A longtime assistant prosecutor has easily been elected Philadelphia’s first black district attorney.

Forty-two-year-old Seth Williams will be the city’s first new DA in nearly 20 years.

He will succeed longtime incumbent Lynne Abraham, who did not seek another term. She has served in the post since 1991.

In the May primary, Williams defeated four other Democrats to earn his party’s nomination. The little-known Untermeyer was unopposed.

According to his campaign:

Seth Williams grew up in a hard-working West Philadelphia neighborhood, the only child of Imelda Williams and the late Rufus O. Williams.

After graduating from Central High School in 1985, Seth attended Penn State University where he served as President of the Black Caucus and later as President of the Undergraduate Student Government, representing all 57,000 undergraduate students.

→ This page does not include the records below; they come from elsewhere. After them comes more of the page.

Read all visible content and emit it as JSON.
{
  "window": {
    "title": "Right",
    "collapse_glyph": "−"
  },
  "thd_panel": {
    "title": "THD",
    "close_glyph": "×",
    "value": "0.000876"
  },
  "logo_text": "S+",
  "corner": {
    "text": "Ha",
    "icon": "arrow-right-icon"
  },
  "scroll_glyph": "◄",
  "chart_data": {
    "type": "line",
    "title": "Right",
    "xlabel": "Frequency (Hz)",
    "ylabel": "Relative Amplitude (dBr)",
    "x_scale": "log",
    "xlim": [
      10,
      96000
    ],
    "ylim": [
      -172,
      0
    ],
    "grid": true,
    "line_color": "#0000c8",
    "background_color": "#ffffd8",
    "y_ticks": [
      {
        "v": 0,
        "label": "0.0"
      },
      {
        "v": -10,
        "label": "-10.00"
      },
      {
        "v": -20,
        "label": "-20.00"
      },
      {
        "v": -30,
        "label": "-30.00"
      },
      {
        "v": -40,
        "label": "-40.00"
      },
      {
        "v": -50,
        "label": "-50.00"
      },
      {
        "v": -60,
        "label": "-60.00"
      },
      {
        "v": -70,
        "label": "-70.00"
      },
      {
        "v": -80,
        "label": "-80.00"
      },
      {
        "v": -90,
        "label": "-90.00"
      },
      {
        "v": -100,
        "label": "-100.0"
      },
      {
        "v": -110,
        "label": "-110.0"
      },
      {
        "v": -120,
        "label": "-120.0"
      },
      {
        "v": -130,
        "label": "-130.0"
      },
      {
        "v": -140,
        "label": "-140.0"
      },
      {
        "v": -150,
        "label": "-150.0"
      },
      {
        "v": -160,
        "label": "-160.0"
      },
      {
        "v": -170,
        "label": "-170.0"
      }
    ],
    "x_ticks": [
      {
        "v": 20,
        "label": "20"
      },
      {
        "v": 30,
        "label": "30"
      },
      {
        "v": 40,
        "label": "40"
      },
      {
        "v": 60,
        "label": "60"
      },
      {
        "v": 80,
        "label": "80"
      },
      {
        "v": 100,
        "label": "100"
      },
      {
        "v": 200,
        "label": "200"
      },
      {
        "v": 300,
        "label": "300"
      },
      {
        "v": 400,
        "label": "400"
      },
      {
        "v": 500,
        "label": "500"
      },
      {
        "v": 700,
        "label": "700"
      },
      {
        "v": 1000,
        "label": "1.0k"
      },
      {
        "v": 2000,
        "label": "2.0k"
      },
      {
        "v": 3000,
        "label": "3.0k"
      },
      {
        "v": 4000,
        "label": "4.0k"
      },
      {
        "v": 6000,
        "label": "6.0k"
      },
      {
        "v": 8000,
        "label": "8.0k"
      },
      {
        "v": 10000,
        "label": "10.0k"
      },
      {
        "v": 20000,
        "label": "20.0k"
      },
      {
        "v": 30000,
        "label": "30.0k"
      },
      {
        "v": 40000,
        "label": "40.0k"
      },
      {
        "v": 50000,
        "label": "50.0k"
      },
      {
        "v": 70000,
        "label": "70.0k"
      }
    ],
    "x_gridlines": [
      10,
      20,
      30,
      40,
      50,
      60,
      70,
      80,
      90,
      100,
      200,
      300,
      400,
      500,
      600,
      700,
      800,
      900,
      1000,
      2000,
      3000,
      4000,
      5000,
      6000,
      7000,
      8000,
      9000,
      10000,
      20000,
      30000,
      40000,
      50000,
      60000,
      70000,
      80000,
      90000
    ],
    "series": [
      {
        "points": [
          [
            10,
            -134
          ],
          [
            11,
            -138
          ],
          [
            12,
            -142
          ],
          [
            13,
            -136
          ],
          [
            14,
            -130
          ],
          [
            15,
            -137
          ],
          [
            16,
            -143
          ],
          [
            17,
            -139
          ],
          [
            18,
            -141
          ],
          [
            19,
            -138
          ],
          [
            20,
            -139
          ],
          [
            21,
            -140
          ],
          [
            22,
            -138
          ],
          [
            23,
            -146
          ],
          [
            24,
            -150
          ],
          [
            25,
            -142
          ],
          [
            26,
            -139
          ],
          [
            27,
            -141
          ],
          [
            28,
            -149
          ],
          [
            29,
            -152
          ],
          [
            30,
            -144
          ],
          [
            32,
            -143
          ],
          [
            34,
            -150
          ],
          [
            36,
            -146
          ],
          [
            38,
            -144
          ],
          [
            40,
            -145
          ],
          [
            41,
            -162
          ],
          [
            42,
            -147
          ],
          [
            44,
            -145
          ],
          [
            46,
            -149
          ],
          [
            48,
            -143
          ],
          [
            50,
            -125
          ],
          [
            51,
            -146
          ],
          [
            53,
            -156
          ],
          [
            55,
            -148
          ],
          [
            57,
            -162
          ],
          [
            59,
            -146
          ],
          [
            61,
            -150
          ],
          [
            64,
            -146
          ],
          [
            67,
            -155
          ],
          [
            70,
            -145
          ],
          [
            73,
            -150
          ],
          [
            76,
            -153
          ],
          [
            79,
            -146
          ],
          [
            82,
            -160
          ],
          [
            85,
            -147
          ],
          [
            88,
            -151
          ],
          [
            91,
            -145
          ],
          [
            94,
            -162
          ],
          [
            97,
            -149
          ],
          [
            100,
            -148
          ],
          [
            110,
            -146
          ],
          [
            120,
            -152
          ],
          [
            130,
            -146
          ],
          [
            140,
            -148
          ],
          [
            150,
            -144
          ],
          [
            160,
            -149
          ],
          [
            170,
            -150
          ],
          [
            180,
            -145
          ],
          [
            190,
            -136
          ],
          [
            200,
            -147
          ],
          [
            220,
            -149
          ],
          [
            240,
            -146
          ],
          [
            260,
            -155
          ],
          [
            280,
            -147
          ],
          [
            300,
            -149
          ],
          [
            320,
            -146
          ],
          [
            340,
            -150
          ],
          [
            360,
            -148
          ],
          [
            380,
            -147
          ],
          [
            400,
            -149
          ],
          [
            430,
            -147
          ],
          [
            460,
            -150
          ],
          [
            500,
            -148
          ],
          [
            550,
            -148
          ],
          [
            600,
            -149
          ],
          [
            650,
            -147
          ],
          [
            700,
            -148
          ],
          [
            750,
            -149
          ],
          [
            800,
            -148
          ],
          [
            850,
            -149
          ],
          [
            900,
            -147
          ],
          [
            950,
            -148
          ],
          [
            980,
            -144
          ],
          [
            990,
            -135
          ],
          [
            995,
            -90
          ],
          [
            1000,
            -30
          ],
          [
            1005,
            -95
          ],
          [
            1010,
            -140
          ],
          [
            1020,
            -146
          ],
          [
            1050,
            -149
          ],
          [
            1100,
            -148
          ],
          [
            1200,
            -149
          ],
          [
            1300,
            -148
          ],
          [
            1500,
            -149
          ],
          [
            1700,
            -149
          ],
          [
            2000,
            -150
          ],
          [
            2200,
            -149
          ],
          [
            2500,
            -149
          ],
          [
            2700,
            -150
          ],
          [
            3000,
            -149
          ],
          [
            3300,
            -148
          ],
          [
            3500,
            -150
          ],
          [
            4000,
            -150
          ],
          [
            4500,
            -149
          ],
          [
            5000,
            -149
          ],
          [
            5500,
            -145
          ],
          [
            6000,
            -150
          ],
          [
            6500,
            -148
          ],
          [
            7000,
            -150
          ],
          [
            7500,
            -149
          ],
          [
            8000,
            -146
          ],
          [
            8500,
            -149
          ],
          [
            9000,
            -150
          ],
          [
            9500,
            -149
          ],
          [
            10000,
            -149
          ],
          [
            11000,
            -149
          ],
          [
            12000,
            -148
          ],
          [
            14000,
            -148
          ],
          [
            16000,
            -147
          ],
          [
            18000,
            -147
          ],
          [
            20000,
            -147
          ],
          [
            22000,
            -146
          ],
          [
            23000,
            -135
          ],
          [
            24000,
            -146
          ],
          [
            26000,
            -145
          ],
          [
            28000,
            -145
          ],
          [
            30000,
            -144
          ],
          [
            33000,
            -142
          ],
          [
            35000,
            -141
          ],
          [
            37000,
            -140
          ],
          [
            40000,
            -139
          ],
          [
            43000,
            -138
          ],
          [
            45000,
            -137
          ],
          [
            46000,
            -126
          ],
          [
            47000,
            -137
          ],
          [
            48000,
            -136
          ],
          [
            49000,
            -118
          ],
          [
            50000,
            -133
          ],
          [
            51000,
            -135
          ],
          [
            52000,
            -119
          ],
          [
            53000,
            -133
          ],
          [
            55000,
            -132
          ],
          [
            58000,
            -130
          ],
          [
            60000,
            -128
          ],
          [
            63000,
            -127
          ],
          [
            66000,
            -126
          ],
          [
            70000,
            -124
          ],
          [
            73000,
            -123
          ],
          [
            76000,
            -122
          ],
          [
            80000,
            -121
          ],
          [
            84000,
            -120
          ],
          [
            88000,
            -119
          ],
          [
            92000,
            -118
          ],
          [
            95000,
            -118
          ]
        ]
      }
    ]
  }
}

From Penn State, Seth was on to law school at Georgetown University, where he graduated with distinction as a Public Interest Law Scholar in 1992.

After graduation Seth’s dedication to public service brought him home to Philadelphia, where he joined the District Attorney’s Office.

In the ten years he served as an Assistant District Attorney, Seth was repeatedly promoted, including his appointment as the Assistant Chief of the Municipal Court, where he supervised the 30 newest prosecutors. He also created and led the Repeat Offenders Unit with the goal of reducing the high percentage of crimes committed by repeat offenders. His extensive trial experience includes 37 jury trials, more than 1,500 bench trials and more than 2,500 felony preliminary hearings.

In 2005, Seth challenged Lynn Abraham, Philadelphia’s longtime incumbent District Attorney, in the Democratic primary. While not victorious on Election Day, Seth won 46 percent of the vote and received endorsements from the Fraternal Order of Police Lodge #5, the Transit Workers Union Local 234, District Council #47, the Philadelphia Inquirer, the Philadelphia Tribune, thePhiladelphia Sunday Sun and the Westside Weekly.